After as memorable a market move as yesterday’s (made all the more memorable by the lack of such days over the past half decade), I would love to be able to write that you have nothing to be worried about. Many other bloggers have written as much and they’re right to do so. Despite the fireworks, nothing much has changed. If you were completely comfortable owning stocks on Monday you should be completely comfortable owning stocks today.
I’m comfortable with the stocks I own. I just wouldn’t be comfortable owning a representative sample of the overall market. I wouldn’t be comfortable owning the Dow or the S&P; 500, because they are trading at uncomfortable valuations.
I started this blog on Christmas Eve 2005 intending to publish a quarterly newsletter. After just two quarters, I had to close up shop for a very simple reason. During the third quarter of 2006, the trickle of good ideas slowed to the point where there was no longer something worth printing every quarter.
This blog is free. You can come and skim it as you like when you like. It’s a nice, casual arrangement that lets me write about interesting stocks without feeling like I’m holding any particular stock out as the absolute best opportunity of the moment. I’ve taken advantage of that – in fact, you may have noticed that during the second half of 2006 my posts on individual companies tended to end with more ambivalent conclusions. There’s a simple explanation: it has become much harder to find stocks I can write about with conviction.

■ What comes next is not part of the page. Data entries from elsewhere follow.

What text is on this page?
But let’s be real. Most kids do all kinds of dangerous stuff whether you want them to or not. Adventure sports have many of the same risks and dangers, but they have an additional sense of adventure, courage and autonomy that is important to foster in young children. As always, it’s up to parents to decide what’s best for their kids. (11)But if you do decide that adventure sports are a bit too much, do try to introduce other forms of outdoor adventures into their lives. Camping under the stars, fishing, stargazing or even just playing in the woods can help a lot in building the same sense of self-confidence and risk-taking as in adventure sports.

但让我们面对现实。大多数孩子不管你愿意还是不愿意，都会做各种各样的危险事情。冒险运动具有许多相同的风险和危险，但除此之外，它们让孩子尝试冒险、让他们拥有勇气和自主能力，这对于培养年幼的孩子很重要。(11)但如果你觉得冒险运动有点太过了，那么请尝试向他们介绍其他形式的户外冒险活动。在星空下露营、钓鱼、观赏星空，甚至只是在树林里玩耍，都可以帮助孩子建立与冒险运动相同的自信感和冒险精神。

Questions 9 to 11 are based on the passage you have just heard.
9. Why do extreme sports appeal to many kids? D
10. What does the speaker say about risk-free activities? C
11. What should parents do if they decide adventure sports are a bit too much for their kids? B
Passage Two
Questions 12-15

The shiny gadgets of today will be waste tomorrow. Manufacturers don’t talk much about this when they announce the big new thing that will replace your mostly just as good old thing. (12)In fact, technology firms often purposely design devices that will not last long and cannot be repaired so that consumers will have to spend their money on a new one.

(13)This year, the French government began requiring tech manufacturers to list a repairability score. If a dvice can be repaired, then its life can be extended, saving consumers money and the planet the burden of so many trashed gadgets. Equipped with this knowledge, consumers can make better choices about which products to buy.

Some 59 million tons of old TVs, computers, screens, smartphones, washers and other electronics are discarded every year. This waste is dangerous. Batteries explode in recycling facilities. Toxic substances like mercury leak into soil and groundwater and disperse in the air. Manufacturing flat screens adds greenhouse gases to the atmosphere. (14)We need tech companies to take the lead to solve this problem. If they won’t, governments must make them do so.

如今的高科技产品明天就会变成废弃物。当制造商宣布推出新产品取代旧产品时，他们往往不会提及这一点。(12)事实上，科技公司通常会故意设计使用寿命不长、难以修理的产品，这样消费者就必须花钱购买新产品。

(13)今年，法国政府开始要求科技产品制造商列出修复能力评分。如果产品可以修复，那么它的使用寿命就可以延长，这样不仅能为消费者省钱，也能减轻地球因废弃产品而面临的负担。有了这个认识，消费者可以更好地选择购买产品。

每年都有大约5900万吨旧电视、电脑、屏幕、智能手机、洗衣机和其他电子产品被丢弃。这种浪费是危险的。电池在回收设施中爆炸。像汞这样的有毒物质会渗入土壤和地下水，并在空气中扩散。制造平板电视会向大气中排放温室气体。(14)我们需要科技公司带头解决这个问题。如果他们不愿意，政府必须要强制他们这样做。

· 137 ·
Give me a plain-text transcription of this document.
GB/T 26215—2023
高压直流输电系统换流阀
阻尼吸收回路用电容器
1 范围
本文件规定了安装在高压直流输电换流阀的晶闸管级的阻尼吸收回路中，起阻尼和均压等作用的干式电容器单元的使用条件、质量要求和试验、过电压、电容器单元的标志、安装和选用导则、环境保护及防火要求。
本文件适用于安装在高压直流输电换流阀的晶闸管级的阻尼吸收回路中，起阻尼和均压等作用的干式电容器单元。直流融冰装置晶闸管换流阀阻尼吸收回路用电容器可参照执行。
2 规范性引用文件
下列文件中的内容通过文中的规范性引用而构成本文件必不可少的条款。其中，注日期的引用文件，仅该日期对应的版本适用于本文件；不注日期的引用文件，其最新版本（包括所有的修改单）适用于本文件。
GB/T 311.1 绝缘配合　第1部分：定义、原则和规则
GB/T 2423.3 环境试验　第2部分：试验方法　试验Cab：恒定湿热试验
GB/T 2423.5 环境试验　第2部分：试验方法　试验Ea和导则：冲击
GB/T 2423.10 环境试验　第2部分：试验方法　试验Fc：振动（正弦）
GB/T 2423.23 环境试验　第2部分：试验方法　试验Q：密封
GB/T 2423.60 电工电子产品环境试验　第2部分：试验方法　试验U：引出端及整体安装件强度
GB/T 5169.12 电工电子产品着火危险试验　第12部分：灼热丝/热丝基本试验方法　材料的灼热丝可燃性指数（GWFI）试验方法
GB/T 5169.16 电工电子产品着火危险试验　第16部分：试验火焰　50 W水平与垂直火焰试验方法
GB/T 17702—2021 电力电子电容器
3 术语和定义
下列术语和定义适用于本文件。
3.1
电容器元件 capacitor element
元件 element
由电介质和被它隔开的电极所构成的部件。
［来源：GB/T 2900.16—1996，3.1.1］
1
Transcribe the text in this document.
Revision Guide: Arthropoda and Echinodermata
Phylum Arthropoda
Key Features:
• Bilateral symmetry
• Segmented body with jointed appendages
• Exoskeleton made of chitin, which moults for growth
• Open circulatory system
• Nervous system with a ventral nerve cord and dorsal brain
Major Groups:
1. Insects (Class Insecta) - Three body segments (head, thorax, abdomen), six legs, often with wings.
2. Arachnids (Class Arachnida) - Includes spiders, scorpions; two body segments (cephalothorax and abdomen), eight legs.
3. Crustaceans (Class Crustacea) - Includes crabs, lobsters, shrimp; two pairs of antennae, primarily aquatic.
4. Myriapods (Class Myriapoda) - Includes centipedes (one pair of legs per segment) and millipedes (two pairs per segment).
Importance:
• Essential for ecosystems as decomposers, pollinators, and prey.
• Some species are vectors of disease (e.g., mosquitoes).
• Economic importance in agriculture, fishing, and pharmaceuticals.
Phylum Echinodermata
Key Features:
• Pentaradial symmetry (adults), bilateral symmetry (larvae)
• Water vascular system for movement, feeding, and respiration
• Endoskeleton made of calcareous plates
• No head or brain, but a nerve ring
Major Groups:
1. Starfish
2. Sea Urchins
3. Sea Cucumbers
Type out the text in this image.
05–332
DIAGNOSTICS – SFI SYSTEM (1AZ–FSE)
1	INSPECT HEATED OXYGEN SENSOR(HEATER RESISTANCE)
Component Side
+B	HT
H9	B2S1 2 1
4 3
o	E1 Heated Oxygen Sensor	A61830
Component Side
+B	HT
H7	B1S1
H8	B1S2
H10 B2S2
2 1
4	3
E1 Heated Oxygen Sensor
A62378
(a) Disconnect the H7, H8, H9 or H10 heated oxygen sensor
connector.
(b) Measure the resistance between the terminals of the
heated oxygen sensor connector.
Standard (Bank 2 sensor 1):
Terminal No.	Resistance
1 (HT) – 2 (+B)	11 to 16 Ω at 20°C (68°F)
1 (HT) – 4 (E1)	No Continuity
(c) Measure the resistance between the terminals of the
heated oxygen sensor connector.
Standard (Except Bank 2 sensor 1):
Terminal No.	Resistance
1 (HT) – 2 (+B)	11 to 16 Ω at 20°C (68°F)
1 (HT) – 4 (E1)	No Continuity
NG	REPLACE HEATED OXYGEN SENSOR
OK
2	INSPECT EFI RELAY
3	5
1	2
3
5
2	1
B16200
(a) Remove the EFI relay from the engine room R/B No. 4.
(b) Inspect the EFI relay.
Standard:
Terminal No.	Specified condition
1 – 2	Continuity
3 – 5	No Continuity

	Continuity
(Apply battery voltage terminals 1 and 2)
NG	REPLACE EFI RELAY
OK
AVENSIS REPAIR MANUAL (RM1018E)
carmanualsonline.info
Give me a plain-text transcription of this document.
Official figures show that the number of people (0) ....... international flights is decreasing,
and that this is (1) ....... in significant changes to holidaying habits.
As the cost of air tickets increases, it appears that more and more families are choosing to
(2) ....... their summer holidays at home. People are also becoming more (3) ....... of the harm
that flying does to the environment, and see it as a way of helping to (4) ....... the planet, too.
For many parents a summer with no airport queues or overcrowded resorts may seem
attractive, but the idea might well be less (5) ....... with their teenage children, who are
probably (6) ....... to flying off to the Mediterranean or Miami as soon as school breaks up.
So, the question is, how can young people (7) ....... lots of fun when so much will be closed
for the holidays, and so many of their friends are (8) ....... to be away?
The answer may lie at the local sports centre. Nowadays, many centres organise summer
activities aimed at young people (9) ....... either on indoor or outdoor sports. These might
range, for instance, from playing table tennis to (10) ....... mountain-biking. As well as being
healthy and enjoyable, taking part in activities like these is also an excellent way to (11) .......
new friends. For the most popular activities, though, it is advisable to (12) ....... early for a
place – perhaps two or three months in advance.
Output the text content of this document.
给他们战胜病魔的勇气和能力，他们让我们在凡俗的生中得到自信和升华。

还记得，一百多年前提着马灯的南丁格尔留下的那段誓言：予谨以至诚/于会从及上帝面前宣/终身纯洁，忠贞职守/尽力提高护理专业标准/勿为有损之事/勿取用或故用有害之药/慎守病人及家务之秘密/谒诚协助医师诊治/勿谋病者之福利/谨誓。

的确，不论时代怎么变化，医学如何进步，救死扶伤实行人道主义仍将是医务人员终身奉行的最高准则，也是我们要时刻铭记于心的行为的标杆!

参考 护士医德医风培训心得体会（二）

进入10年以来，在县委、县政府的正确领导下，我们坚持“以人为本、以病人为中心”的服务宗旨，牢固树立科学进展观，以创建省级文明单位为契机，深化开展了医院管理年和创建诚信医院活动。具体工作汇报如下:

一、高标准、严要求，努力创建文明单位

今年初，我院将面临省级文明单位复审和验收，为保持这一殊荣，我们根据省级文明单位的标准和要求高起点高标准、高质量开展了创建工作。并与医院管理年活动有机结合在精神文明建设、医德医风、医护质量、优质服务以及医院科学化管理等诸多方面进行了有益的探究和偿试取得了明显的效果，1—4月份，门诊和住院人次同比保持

At the end of last year, I started writing about the market in general. I presented my thoughts in a roundabout way through a series of posts on normalized P/E ratios. The most important of these posts was the one entitled “In Defense of Extraordinary Claims” which concluded with these words:
Stocks are not inherently attractive; they have often been attractive, because they have often been cheap. The great returns of the 20th century occurred under special circumstances – namely, low normalized P/E ratios. Today’s normalized P/E ratios are much, much higher. In other words, the special circumstances that allowed for great returns in equities during the 20th century no longer exist.
So, don’t use historical returns as a frame of reference when thinking about future returns – and do lower your expectations!
The long-term earnings growth rate of such a large group of big businesses simply can’t be all that fast. We can argue over whether earnings can grow 9% in any given year, but we know they won’t grow 9% in the long-run. That was the point behind my normalized P/E series. The idea that buying in at these levels will provide you with the kind of historical returns seen during the 20th century is absurd.